Je ne cache pas ma petite appréhension à l'approche de la frontière (après avoir vu quelques images de la crise dans le pays à la télévision tanzanienne). Mais je me dis que si je ne me mêle pas de leurs problèmes, les Kenyans respecteront mon projet de traverser l'Afrique à pied. C'est ce qui s'est passé. Je poursuis mes rencontres avec les Maassaïs de l'autre côté de la frontière. Ces derniers parlent anglais; je passe deux jours à Nairobie pour obtenir le visa pour l'Ethiopie et je rencontre les membres d'une association des gens infectés par le virus du sida au Kenya TAPWAK  www.tapwak.org. Il y a des soldats au bord des routes, je ne m'attarde pas. Les kenyans me souhaitent la bienvenue mais je sens beaucoup de tristesse sur les visages, ils sont marqués par ce que le pays est en train de vivre. Pour résumer : le président sortant aurait faussé les élections pour rester au pouvoir, les partisans de l'opposition sont sortis dans la rue. La police est intervenue en tuant des manifestants. Désormais, les ethnies des deux candidats s'opposent. Je me fais couper les cheveux à Nairobie :  j’assiste à une conversation entre le coiffeur et un client :


- Voilà 3 semaines que cela dure; les gens s'entretuent pendant que le président et son opposant boivent des bières dans leurs palaces ! Il faut reprendre la vie normale.

- Et pendant 5 ans, nous allons supporter un voleur au pouvoir ?

- C’est la même chose qu’aux  Etats unis : Bush a volé des voix lors des élections

- Il faut réorganiser les élections sinon les gens vont s'affronter…

- Nous sommes 42 ethnies, qui va s'affronter ?

- Beaucoup d'Africains se font manipuler par les discours des politiciens...

- C'est le peuple qui subit les conséquences de la vanité et de l'égoïsme des politiciens.

 

Dans le Nord du pays, je me rends dans quelques écoles (classe de CP de 88 élèves, c'est normal)

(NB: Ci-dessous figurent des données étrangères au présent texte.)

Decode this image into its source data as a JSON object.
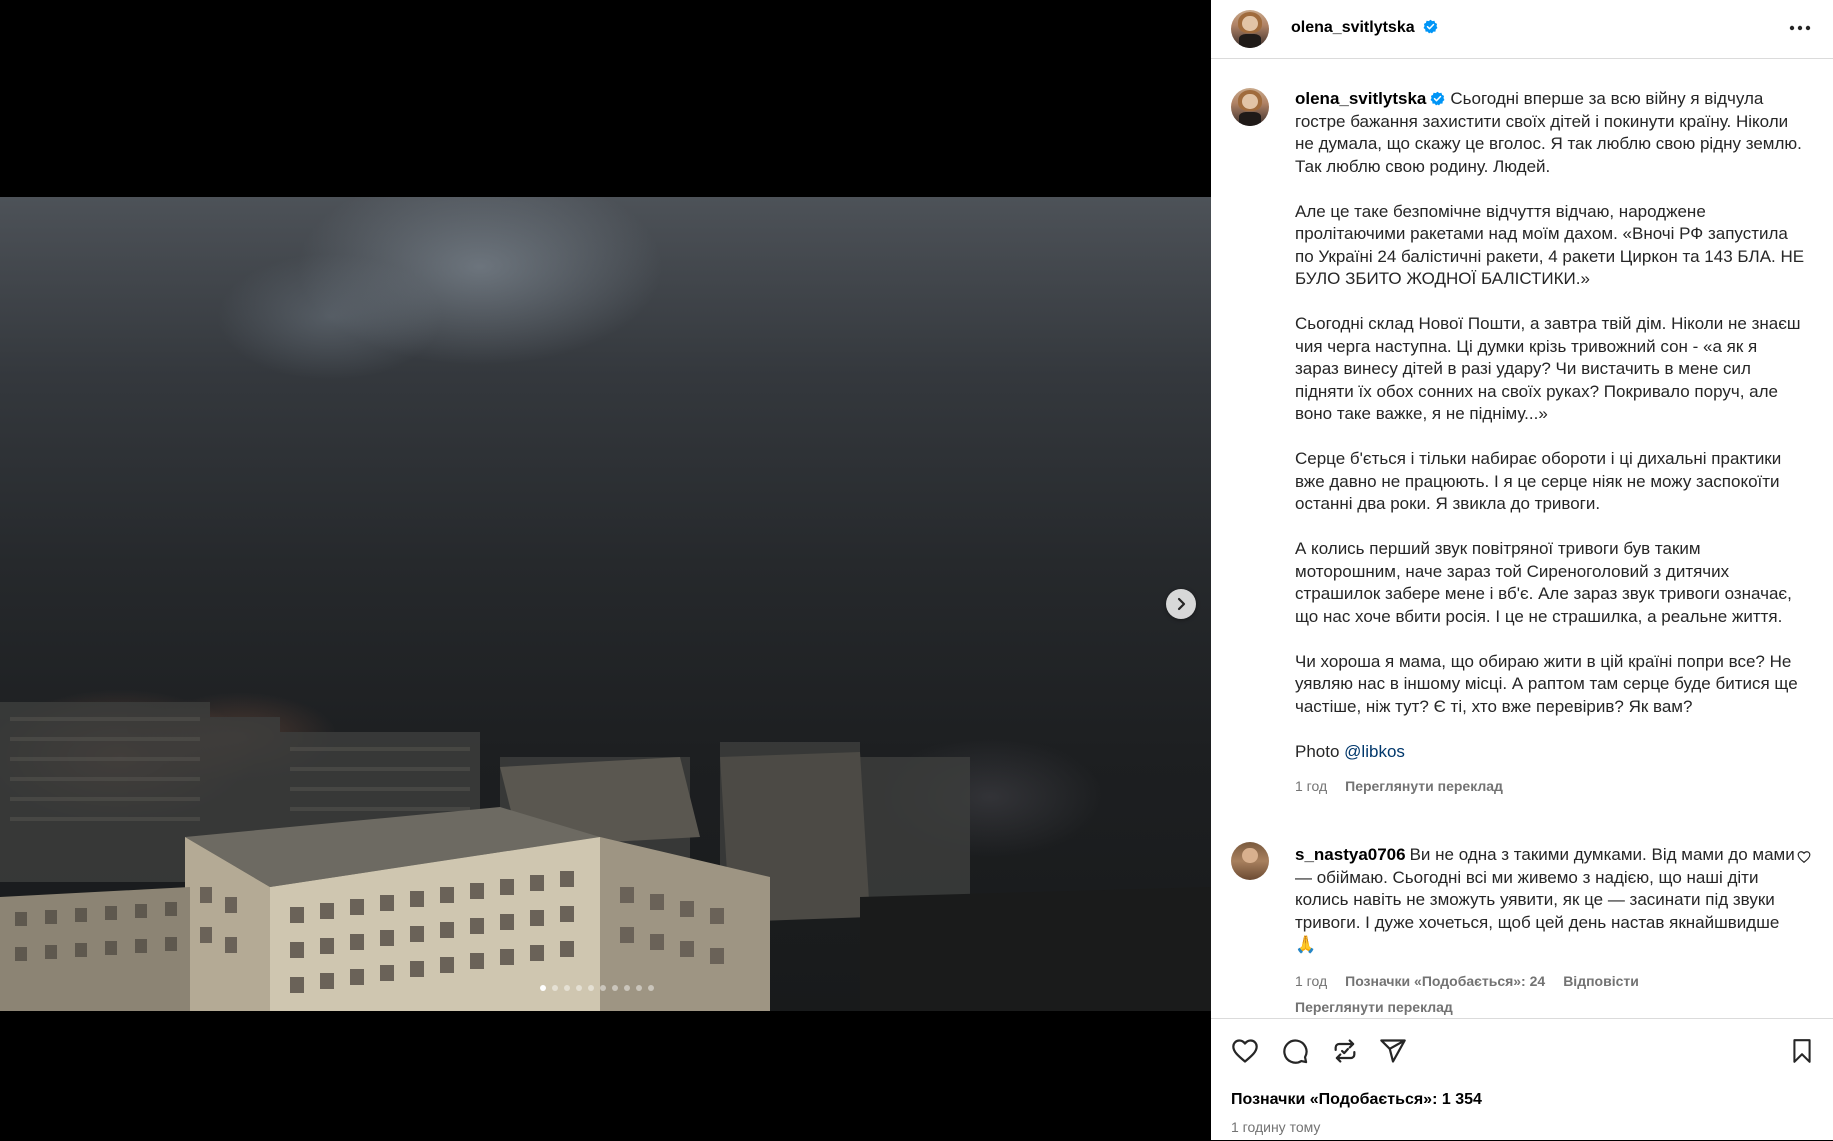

Je vis un des plus beaux moments du voyage : Au bord d'une piste, je fais une pause à l'ombre d'un buisson (i

n'y a pas d'arbre dans le désert), un guerrier de la tribu Samburu vient s'asseoir à côté de moi ; il veut

communiquer. Je sors ma flûte, il veut essayer d'en jouer. Il s'applique tellement que je décide de lui en offrir une

(j'en avais deux), la leçon de musique dure 40 minutes, lorsque je reprends ma marche, il sait jouer le corsaire de

St Malo et un de ses chants traditionnels à la flûte, il m'a appris un chant samburu. Ses cheveux teintés de rouge,

ses oreilles décorées, son épée à la taille resteront gravées à jamais dans mon coeur...500 kilomètres de piste

me séparent de la frontière éthiopienne. 3 ou 4 véhicules y passent chaque jour. La marche est difficile mais de

temps en temps, la rencontre avec un berger qui m'offre de lait de dromadaire  me redonne des forces et

m'encourage à poursuivre... Heureux d'arriver à la frontière, je poursuis sur la route (goudronnée) de l'Ethiopie !

(une nouvelle langue à apprendre)

A plus. (désolé de ne pas répondre aux mails mais merci, les connexions internet sont très lentes par ici)

Samouelou (comme on m'appelle au Kenya)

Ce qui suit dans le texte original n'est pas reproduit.